De werkgevers zorgen eerst voor een 'moderne' netwerkeconomie en eisen vervolgens dat die nieuwe realiteit uitgangspunt wordt voor volgende stappen. Niet hoe de werkende klasse steeds meer wordt uitgebuit, in de problemen komt door deze nieuwe moraal, maar alleen de belangen van het kapitaal worden in ogenschouw genomen. Niet de behoeften en belangen van de werkelijke producenten van de economische koek - de werkenden - staan centraal, maar de belangen van de lieden die zich de meerwaarde van de arbeid persoonlijk toe-eigenen.
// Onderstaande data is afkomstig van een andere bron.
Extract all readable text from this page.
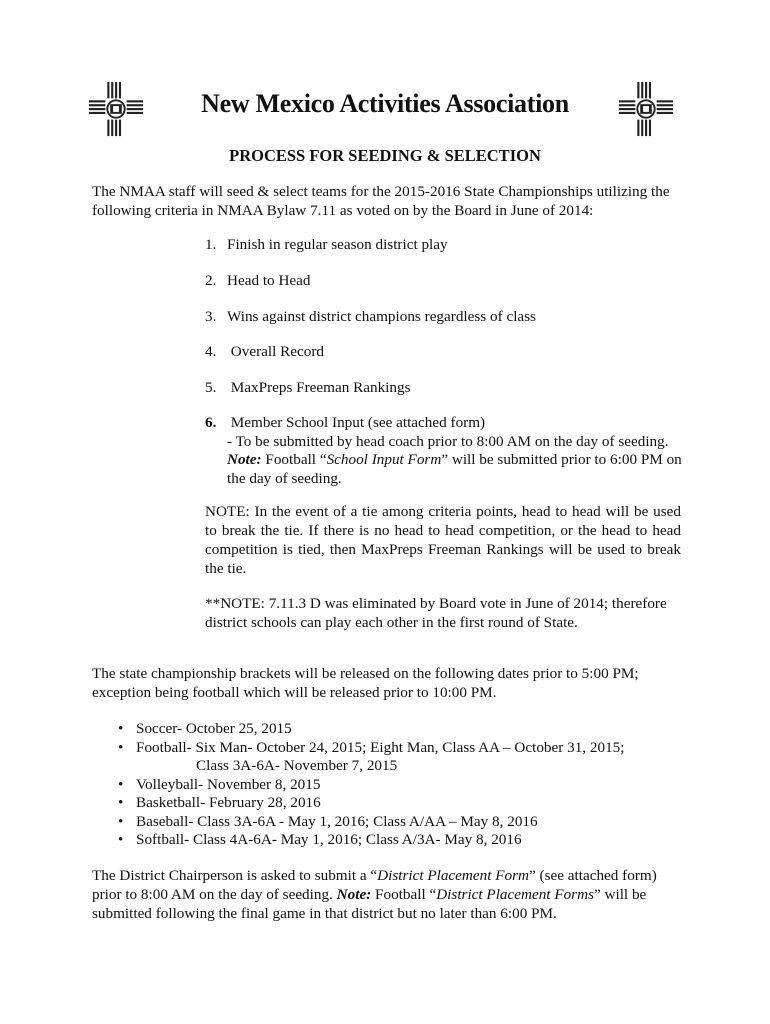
New Mexico Activities Association
PROCESS FOR SEEDING & SELECTION
The NMAA staff will seed & select teams for the 2015-2016 State Championships utilizing the
following criteria in NMAA Bylaw 7.11 as voted on by the Board in June of 2014:
1. Finish in regular season district play
2. Head to Head
3. Wins against district champions regardless of class
4. Overall Record
5. MaxPreps Freeman Rankings
6. Member School Input (see attached form)
- To be submitted by head coach prior to 8:00 AM on the day of seeding.
Note: Football “School Input Form” will be submitted prior to 6:00 PM on
the day of seeding.
NOTE: In the event of a tie among criteria points, head to head will be used to break the tie. If there is no head to head competition, or the head to head competition is tied, then MaxPreps Freeman Rankings will be used to break the tie.
**NOTE: 7.11.3 D was eliminated by Board vote in June of 2014; therefore
district schools can play each other in the first round of State.
The state championship brackets will be released on the following dates prior to 5:00 PM;
exception being football which will be released prior to 10:00 PM.
• Soccer- October 25, 2015
• Football- Six Man- October 24, 2015; Eight Man, Class AA – October 31, 2015;
Class 3A-6A- November 7, 2015
• Volleyball- November 8, 2015
• Basketball- February 28, 2016
• Baseball- Class 3A-6A - May 1, 2016; Class A/AA – May 8, 2016
• Softball- Class 4A-6A- May 1, 2016; Class A/3A- May 8, 2016
The District Chairperson is asked to submit a “District Placement Form” (see attached form)
prior to 8:00 AM on the day of seeding. Note: Football “District Placement Forms” will be
submitted following the final game in that district but no later than 6:00 PM.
Eenmaal gevangen in zijn eigen cirkelredenatie past hij zijn logica ook toe op de toenemende flex-contracten. Het is volgens hem ook een illusie dat het zzp-schap weer kan worden teruggedrongen. Klaar, uit. Zoek het maar uit met de eisen voor werkzekerheid en een menswaardige toekomst. Zoek het maar uit met het zoeken naar stabiliteit, leef- en werkzekerheid. Dat is allemaal voorbij als het aan de werkgevers en hun praatjesverkopers ligt. "We hebben er nu 880.000, we gaan naar de één miljoen. Dat is een nieuwe realiteit waar je je visie op moet baseren."
Over de opkomst van flexwerk praten zonder te wijzen op onnodige afbraak van vast arbeidsrelaties, malafiditeit, schijnconstructies en cao-ontduiking past niet in de 'moderne' visie. Gelukkig zijn er nog talloze andere wetenschappers die wijzen op de negatieve en schadelijke gevolgen van het voortzetten van dit neoliberale ondernemersparadijs.
Politiek en polder moeten daarom bekijken hoe zij de opmars van flexwerk, deeltijdarbeid, en losse contractjes kunnen stoppen, zodat flexkrachten niet nog meer vervallen in armoede, lange perioden van werkloosheid en onmogelijkheid toegang te krijgen tot de woningmarkt. Het neoliberale model van zelfredzaamheid, persoonlijke verantwoordelijkheid en eigen schuld moet worden gestopt. De waarden en normen voor goed werk die we van belang vonden nadat daarvoor hard werd geknokt door vorige generaties en die vastliggen in gezonde opvattingen over rechten en plichten, vastgelegd in cao's en andere contracten moeten worden verdedigd, niet verkwanseld. Geen nieuwe arbeidsmarkt zonder oude sociale vangnetten en tegelijkertijd opkomen voor verbetering van die sociale vangnetten. Handen af van de verworven rechten. Op naar een nieuwe maatschappij, een sociale, dus socialistische.